#disabilitas#rerie

Wakil Ketua MPR Desak Realisasi Penerapan Data Terpilah Disabilitas

( kata)
Wakil Ketua MPR Desak Realisasi Penerapan Data Terpilah Disabilitas
Wakil Ketua MPR RI, Lestari Moerdijat, saat menerima koordinator Sahabat Difabel Jepara, Adib Budiono, di rumah dinas Wakil Ketua MPR RI, Kamis, 1 April 2021. Dok


Jakarta (Lampost.co) -- Wakil Ketua MPR RI, Lestari Moerdijat, mendesak para pemangku kepentingan merealisasikan penerapan data terpilah berdasarkan ragam disabilitas.
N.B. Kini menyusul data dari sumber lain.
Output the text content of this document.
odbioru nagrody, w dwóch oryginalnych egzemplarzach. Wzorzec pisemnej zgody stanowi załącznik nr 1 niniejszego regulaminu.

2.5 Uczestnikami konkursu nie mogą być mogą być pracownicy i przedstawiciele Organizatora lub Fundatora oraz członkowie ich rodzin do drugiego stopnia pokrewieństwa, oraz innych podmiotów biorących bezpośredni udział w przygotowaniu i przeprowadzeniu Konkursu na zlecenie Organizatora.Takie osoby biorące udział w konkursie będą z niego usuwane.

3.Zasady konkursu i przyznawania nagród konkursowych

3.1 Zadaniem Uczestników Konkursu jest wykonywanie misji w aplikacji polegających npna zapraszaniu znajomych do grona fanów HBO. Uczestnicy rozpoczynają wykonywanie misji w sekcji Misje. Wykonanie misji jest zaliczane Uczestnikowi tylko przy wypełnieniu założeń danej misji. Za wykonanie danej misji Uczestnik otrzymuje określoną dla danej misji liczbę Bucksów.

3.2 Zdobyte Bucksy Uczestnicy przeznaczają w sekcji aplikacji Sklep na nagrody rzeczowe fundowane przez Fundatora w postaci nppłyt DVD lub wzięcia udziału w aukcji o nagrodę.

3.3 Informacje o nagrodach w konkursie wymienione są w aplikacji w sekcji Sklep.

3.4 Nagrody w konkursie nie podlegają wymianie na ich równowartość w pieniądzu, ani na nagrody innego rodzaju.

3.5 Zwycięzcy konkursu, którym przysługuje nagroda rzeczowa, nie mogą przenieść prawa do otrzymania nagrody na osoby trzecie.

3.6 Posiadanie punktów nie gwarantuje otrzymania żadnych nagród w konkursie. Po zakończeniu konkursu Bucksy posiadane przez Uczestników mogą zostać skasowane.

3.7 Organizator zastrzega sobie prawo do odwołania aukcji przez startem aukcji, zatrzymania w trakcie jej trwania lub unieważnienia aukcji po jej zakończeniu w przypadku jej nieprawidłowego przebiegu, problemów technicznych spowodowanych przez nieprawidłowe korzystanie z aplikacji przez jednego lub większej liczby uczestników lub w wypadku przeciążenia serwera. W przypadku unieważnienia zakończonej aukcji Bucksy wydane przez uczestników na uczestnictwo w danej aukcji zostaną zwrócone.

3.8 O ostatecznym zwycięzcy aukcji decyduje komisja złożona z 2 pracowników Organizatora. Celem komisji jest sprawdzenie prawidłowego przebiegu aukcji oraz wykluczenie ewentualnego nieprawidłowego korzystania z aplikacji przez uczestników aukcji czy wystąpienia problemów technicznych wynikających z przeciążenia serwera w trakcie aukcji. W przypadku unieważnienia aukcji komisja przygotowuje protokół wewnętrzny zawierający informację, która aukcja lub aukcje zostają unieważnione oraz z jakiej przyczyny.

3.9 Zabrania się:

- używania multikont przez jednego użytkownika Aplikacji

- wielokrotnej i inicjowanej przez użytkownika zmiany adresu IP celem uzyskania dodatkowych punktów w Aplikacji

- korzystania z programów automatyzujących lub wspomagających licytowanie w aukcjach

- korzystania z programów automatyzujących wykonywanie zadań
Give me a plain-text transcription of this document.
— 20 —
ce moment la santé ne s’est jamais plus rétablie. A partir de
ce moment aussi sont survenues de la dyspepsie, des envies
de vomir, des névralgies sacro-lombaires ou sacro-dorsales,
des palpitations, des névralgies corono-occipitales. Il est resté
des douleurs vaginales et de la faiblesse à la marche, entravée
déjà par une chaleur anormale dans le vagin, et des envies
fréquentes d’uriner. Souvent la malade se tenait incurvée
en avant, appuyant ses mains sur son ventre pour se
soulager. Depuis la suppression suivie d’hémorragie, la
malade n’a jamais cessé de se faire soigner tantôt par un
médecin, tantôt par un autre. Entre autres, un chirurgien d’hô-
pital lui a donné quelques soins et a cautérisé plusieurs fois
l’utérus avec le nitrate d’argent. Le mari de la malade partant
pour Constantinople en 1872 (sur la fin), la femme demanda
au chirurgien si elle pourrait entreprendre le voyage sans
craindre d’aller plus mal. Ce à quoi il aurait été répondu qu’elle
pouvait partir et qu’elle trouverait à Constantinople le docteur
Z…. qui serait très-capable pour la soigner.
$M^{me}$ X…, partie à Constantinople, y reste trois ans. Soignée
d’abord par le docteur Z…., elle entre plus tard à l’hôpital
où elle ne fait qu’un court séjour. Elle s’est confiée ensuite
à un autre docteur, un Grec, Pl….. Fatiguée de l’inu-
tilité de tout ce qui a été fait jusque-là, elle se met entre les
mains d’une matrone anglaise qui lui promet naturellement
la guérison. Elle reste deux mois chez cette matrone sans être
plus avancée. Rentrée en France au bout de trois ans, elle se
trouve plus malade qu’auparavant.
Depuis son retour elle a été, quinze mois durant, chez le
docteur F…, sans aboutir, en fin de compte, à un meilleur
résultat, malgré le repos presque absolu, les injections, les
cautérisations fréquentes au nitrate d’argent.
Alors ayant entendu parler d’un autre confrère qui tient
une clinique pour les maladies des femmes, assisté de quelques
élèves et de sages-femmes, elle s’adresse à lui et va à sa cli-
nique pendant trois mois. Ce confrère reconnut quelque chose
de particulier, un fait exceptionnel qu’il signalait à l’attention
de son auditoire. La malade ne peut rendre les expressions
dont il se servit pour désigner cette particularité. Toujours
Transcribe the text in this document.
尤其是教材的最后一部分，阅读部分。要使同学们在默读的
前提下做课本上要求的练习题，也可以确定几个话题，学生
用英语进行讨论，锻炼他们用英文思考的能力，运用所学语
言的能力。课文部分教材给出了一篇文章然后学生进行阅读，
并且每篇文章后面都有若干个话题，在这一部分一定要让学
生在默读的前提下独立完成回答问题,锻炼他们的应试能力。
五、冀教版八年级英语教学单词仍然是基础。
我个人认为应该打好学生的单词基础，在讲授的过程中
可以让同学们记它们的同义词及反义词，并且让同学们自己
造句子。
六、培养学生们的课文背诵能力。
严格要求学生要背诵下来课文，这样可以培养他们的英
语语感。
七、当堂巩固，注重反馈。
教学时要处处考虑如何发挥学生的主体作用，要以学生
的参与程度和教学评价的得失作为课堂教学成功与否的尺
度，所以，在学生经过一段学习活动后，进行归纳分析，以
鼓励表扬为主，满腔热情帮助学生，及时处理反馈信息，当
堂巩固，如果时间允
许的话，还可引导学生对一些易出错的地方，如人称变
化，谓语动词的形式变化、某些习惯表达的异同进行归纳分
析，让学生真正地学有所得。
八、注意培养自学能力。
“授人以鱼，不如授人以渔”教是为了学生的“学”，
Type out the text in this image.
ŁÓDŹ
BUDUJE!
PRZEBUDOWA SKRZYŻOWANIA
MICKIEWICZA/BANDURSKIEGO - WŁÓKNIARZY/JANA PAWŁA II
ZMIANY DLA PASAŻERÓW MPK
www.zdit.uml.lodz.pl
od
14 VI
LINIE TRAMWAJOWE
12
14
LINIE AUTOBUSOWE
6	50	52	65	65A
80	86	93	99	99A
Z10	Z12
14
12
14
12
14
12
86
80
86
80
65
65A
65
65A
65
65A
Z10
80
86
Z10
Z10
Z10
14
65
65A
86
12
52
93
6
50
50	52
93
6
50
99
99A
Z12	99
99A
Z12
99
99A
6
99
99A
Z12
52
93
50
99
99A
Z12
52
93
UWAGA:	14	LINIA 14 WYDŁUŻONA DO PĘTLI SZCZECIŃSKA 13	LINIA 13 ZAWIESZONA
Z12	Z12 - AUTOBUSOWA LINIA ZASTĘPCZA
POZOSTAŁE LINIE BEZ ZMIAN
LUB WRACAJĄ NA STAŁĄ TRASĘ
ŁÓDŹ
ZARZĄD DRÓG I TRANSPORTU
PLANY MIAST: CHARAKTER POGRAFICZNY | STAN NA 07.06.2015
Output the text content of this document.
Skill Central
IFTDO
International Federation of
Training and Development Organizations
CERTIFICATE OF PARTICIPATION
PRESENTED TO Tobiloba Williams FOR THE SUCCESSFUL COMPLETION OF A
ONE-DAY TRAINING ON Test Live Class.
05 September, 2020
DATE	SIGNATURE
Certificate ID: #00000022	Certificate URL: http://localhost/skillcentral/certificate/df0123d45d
Hal itu agar proses perencanaan pembangunan yang inklusif segera terwujud.

"Tahun lalu saya sampaikan sejumlah masukan dari hasil diskusi yang digelar tim Denpasar 12 terkait penerapan data terpilah berdasarkan ragam disabilitas agar pembangunan yang inklusif bisa direalisasikan," kata Lestari, saat menerima koordinator Sahabat Difabel Jepara, Adib Budiono, di rumah dinas Wakil Ketua MPR RI, Kamis, 1 April 2021.

Menurut Rerie, sapaan akrab Lestari, penggunaan data terpilah berdasarkan jenis disabilitas sangat diperlukan untuk mulai mengatasi berbagai permasalahan yang dihadapi penyandang disabilitas secara komprehensif.

Dia menegaskan dengan lebih rincinya data yang ada, para pemangku kepentingan dapat lebih terarah dalam merealisasikan sejumlah program bagi penyandang disabilitas.

Selain berupaya mewujudkan data terpilah berdasarkan jenis disabilitas, dia juga berharap pemberdayaan para sahabat difabel harus terus ditingkatkan.

Anggota Majelis Tinggi Partai NasDem itu menegaskan, kolaborasi dan partisipasi masyarakat untuk melibatkan penyandang disabilitas dalam kegiatan ekonomi sangat diharapkan untuk mengurangi beban yang dihadapi di masa pandemi ini.

"Upaya kreatif itu harus mendapat dukungan semua pihak untuk menggerakkan perekonomian desa dan meningkatkan perekonomian di daerah," kata Rerie.

Adib Budiono, mengatakan terdapat sejumlah kendala yang dihadapi sahabat difabel di Jepara, dalam memenuhi kebutuhan dasar setiap warga negara terkait dokumen kependudukan.

Para penyandang disabilitas, banyak yang belum memiliki akta kelahiran dan KTP sebagai dasar pengurusan dokumen lainnya. Penyandang disabilitas juga kesulitan dalam mengakses pendidikan. Masalah fisik dan kesehatan, menjadi kendala untuk mengakses sejumlah layanan kependudukan, kesehatan dan pendidikan.